Wednesday 29 June 2011

Hampstead Lido (Parliament Hill)


When people think of swimming and Hampstead Heath they usually think of the famous Hampstead Ponds; those rather muddy patches of popular summer water perhaps more renowned for it's poseurs and nude sun bathers than swimmers. Much forgotten, and largely hidden behind walls just south of the Parliament Hill athletics track, lies the true glory of Heath swimming: a huge, and rather splendidly maintained open air swimming pool.
Can't place it? Here is what it looks like from above:
Google Map Aerial Photo

Built in 1938 with a distinct Art Deco look to the place. Rather than being run by the local council, the Heath's sporting facilities fall under the remit of the wealthy and esteemed Corporation of London (who apparently own Hampstead Heath). So next time you are cursing the greed of Bankers you can at least console yourself that their business rates are least paying for the upkeep of wonderful places like the Lido - that one suspects could not sustain themselves on the low revenues of passing swimmers.


The pool is a whopping 61m x 27m - effectively bigger than an Olympic size pool. It is an unheated pool with a slightly strange stainless steel lining (to retain heat perhaps?). You can swim here everyday during the Summer months of May to September. In the winter the pool remains open to hardy morning swimmers prepared to brave the chill. On Mondays, Thursdays and Fridays there are cheap (£2) evening swims which seem popular with a wetsuited triathlon crowd doing endless training lengths of freestyle crawl. Go on a warm weekend and you will find  is a mix of kids, families and sunbathers who spread themselves on the sun-warmed clay and benches surrounding the waters and generally laze about. Morning swims are so popular the swimmers are request to swim widths rather than length - the Urban Swimmer is not really a "morning person" so he has yet to experience this.

There is a splendid little day time cafe serving cups of tea and sandwiches; and a spectacularly ugly fountain the bubbles away for no good reason. The showers are always hot and the changing rooms at time of writing had just been given a new lick of paint.

It hard to swim at the Lido and not come away with a warm glow. This is not just because of the jolt to your circulation that a cold water swim will give you, but the general ambiance of good will that the place exudes. The staff are chirpy and the regulars cheerful. I have swum here on warm sun filled days surrounded my laughing teens and rainy overcast rainy evenings where I and a duck have been practically the only swimmers - and every time the place lifts my spirits. This is the start of my swims and if you only ever swim in one London pool it should be this one. Much like London Zoo, if you are a Londoner and haven't been here, you really should.

Wednesday 22 June 2011

A turn of the Fates

I have realised that yesterday was Midsummer (The Longest Day) for 2011. How opportune that this should be the day that I finally get around to starting that blog I was thinking about. The rite of the ancient summer solstice thus coincides with my symbolic return to the waves.

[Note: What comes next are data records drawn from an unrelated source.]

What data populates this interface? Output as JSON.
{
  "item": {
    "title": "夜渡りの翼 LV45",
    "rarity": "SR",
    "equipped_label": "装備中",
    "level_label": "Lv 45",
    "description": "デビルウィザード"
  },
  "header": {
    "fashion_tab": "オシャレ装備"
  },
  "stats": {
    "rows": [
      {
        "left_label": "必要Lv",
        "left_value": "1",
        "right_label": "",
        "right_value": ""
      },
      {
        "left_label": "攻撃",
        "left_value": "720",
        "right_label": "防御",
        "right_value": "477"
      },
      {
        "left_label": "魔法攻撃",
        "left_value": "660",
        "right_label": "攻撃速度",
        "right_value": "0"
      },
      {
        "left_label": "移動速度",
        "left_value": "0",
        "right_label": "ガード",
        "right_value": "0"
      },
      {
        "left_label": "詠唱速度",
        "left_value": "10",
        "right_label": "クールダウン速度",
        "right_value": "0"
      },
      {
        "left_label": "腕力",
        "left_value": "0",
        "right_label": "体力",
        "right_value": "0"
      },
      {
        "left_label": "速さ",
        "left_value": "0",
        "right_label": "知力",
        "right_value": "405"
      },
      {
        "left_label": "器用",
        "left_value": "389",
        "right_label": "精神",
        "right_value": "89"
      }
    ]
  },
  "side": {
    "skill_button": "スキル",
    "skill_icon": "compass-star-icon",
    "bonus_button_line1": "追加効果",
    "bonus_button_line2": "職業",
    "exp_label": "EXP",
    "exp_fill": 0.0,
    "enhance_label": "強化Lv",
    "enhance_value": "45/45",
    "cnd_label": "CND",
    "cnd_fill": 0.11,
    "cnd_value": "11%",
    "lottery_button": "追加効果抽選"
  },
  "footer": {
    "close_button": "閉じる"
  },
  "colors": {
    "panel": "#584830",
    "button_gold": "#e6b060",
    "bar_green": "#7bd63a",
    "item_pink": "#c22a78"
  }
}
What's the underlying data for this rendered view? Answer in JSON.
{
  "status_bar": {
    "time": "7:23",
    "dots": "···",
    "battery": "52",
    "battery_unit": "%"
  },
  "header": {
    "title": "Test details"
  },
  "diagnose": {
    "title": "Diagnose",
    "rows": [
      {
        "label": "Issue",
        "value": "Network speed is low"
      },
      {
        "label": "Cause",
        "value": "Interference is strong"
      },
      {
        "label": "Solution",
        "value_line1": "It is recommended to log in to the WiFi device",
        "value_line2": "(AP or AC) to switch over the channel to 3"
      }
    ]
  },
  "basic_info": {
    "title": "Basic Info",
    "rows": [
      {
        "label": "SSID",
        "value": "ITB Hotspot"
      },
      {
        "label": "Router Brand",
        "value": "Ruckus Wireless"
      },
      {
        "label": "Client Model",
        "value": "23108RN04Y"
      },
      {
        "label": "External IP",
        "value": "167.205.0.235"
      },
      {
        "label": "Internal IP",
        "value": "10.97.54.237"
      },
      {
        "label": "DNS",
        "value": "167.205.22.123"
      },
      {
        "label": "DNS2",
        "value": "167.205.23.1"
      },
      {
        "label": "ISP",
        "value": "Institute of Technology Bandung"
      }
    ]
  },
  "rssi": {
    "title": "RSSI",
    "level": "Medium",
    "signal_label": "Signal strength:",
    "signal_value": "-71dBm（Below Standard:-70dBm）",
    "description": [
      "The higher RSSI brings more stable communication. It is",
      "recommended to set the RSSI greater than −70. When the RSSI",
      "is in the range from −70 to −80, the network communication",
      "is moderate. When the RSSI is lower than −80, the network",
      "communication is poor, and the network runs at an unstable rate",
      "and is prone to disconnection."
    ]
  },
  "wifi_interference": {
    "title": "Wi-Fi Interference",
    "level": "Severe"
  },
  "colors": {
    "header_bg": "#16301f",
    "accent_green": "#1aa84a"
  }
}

Today I also encountered an interesting turn of luck. A week ago I left a rather good quality wetsuit on the London Underground in a moment of absent mindedness. Today I called the TFL lost property office and it appears a kind soul handed in at a ticket office. I am reunited with me swimming kit. The Fates are with me...or perhaps Volturnus.

PS. I was reminded with yesterday's mention of the John Cheever short story that I had actually only seen the Burt Lancaster movie. I came across this excellent reading of the original story on The New Yorker fiction podcast:

The New Yorker: Anne Enright reads Cheever's The Swimmer

Not with a splash but a drizzle...

All things must have a beginning, here is mine.

A year or so ago I rediscovered swimming...

I say rediscovered because I have always swum. My childhood was full of trips to the local pool and I was never one of those kids that was afraid of water, but that's about as far as it got me. I was a solid breast-stroker and a confident enough swimmer. I think we swam at school a little and somewhere in my mum's house is a grade 4 swimming certificate which I'm still quite proud of having - because hey, you don't get certificates all the time right? So that was me, Mr periodic swimmer: at the beach, in holiday pools and on occasions when I lived reasonably close to public pools.

A few years ago I joined a local gym, and proceeded to do what most people who join gyms do...not go to it much. However the gym had a hidden saving grace. Stuck right at the back was a small swimming pool. A rather tiny one. The type most gyms have so that they can put a nice picture of it in the brochure but in reality are a bit like being in large bath tub without the taps at one end. The beauty of this one was (is) that almost no one uses it. Thus in the peace and quiet of an empty north London swimming pool I had a chance to practise my strokes and return, as it were, to the water.

Last year, I swam in a short Aquathon (a swim and run event). This year I bought a wetsuit and started cold water swimming in early summer in the Hampstead Lido. Swimming is becoming something I do more than once a week.

So, here is the proposition, the idea of the blog. Each week (or so) I swim in a different London waterhole, and I write about it. Simple. A wild swimmer in the urban environment. A Neddy Merrill for London...though hopefully without the despair and disintegration at the end...actually maybe we should forgot John Cheever.